Although the recipe calls for a whole chicken, I had skinless breasts in the freezer, so I used those instead. However, when I make this savory and scrumptious chicken again, I'll be using skin-on pieces because I think it will enhance the overall flavor of the dish. It's a great seasonal entree, so learn how to make it now.
- 4 cups buttermilk
15 garlic cloves
1 cup fresh rosemary or thyme
Coarse salt and freshly ground pepper
3 whole chickens (about 3 pounds each), cut into 8 pieces each (then halve breasts on the diagonal)
Safflower oil, for brushing
- Combine buttermilk, garlic, herbs, 2 tablespoons salt, and 2 teaspoons pepper.
- Divide chicken between 2 baking dishes. Cover with marinade, turning to coat. Refrigerate for at least 4 hours or overnight, turning chicken occasionally. Remove chicken from refrigerator 30 minutes before grilling.
- Heat grill to medium with direct and indirect heat zones. Brush grates with oil. Remove chicken from marinade, and pat dry with paper towels. Grill breast halves, thighs, and drumsticks, skin side down, over direct heat for 10 minutes*.
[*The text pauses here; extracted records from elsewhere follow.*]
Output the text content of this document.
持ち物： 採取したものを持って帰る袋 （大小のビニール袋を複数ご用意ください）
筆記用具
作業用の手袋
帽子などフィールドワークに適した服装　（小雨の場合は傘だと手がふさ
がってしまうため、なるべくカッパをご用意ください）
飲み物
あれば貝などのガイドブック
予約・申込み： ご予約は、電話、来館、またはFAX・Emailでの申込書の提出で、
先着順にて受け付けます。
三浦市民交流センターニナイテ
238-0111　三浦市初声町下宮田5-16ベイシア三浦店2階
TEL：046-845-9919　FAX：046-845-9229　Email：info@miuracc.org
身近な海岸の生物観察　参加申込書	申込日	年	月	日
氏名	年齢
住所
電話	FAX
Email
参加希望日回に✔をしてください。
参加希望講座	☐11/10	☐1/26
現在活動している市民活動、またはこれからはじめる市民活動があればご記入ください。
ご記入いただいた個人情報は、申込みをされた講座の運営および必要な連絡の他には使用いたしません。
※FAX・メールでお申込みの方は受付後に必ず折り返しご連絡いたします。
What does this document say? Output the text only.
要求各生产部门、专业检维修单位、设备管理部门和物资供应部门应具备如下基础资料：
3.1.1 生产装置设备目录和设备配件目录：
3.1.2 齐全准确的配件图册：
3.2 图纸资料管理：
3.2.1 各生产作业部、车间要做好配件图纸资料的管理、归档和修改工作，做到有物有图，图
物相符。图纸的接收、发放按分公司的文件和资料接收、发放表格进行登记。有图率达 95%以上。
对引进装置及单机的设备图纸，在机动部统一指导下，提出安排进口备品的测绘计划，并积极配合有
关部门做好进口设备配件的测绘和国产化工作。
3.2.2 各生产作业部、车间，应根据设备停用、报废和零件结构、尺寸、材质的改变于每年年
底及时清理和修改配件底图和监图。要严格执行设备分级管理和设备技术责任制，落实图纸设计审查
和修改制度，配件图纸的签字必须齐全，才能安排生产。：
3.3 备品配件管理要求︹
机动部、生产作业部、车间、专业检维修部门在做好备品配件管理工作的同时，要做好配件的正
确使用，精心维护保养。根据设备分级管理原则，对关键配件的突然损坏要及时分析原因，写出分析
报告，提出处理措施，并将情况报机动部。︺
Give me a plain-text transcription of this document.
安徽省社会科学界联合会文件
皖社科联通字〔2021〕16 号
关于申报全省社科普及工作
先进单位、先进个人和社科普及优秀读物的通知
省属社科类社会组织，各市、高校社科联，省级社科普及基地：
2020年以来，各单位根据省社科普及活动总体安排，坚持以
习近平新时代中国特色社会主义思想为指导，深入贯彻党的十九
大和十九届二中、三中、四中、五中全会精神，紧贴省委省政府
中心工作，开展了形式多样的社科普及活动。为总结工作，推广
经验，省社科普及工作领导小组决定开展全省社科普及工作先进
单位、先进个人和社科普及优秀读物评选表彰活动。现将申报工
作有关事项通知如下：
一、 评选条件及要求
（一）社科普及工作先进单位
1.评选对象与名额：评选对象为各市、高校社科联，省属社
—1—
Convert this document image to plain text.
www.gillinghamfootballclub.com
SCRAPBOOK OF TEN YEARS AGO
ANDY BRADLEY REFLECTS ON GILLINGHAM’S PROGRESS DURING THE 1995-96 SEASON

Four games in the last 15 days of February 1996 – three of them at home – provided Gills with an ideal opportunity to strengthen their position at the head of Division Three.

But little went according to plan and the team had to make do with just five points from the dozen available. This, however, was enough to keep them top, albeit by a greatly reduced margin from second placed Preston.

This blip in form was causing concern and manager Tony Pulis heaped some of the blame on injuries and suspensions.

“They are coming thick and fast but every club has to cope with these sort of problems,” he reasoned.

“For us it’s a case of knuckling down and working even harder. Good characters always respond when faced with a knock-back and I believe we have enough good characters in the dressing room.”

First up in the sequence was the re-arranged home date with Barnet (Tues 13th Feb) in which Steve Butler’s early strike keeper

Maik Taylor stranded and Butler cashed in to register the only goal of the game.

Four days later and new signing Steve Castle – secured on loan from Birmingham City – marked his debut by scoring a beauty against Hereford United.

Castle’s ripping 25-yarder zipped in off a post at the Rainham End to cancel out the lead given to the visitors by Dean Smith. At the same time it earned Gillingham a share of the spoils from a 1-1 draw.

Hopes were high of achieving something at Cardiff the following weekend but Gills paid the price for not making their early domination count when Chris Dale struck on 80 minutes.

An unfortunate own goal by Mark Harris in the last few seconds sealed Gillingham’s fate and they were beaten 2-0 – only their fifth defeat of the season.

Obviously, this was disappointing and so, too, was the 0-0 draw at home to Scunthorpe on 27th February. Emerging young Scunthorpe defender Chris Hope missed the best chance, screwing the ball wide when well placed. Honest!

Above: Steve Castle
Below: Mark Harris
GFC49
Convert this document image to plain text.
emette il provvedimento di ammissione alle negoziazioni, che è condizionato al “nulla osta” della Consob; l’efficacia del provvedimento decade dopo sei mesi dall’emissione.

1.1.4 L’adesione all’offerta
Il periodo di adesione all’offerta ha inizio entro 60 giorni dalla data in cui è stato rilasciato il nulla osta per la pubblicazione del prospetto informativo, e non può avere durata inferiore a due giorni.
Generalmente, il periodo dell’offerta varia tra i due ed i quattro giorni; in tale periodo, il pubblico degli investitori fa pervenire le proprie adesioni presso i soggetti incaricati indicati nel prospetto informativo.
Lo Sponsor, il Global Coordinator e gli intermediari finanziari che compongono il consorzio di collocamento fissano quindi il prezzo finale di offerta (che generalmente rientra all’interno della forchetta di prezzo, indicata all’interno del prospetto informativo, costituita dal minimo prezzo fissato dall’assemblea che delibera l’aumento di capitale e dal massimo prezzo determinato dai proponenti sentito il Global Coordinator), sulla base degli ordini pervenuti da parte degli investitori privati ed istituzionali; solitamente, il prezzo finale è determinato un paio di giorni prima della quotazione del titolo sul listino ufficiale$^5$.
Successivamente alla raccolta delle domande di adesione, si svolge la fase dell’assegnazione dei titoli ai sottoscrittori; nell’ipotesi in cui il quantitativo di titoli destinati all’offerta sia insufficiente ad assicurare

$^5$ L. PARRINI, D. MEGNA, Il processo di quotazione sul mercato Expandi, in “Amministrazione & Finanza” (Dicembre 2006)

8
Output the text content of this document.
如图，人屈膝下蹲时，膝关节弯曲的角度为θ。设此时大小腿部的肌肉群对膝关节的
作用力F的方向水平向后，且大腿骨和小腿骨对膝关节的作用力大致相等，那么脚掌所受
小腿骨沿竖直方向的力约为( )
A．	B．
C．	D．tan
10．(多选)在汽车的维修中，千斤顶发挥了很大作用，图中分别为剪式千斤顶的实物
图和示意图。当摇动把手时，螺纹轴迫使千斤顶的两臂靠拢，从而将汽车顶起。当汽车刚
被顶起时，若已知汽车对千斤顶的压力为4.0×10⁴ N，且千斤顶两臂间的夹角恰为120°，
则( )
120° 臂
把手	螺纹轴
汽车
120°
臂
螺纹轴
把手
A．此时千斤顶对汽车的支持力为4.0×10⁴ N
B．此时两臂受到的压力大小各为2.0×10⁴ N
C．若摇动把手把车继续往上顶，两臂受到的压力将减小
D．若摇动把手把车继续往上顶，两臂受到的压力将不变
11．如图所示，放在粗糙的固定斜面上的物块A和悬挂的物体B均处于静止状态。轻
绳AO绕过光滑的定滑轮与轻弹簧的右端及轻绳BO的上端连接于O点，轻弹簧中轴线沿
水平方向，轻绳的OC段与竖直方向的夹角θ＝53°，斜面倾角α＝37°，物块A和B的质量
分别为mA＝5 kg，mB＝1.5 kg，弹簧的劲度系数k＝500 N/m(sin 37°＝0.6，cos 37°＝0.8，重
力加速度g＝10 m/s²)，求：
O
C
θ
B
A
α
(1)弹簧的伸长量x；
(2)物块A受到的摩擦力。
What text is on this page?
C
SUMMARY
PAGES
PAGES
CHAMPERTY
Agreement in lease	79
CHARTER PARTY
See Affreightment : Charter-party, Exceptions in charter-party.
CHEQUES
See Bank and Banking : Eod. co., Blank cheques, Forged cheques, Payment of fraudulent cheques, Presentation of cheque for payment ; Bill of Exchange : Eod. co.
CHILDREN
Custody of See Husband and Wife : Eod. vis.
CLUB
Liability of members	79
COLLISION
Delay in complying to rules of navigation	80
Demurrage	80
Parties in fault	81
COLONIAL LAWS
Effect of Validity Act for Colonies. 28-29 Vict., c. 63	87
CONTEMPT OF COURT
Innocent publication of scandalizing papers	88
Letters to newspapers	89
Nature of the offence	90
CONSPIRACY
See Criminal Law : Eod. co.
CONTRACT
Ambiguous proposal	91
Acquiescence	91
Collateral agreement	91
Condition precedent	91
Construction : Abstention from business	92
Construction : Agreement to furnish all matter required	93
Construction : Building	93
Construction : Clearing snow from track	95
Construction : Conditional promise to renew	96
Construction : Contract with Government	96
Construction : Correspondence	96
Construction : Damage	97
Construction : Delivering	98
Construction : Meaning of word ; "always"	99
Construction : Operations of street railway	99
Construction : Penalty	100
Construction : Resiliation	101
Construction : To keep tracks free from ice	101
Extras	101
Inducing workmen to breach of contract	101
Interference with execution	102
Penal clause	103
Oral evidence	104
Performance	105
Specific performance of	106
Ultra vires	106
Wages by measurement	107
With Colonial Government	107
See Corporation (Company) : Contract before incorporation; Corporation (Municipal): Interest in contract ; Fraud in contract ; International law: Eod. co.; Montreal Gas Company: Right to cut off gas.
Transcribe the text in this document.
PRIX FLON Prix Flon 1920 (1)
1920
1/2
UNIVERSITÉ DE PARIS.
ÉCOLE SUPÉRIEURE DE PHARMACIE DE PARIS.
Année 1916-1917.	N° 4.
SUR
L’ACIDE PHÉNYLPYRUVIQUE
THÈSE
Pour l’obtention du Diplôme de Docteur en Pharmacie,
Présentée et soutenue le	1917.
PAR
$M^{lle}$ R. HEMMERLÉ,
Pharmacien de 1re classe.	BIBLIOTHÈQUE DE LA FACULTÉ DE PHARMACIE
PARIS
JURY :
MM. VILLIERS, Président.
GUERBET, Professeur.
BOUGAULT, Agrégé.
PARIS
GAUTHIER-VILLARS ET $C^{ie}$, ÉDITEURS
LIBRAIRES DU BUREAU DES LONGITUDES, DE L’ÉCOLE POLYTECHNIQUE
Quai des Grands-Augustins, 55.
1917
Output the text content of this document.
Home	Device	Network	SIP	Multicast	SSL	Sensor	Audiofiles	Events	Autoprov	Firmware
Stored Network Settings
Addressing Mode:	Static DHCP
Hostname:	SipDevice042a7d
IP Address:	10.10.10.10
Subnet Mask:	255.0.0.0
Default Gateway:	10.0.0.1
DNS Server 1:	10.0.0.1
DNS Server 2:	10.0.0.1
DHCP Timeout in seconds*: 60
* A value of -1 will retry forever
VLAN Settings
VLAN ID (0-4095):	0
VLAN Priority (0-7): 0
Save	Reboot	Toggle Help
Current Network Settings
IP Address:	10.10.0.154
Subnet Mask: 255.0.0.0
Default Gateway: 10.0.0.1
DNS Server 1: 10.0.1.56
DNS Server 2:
- Flip, move to indirect heat, and grill, covered, until an instant-read thermometer inserted into the thickest part of thighs registers 165 degrees, 10 to 15 minutes. Grill wings over direct heat, flipping often, until cooked through, about 15 minutes.
*When each chicken breast was half-way cooked, I made a small slit in the side of the breast. Then I stuffed the hole with a couple of garlic cloves.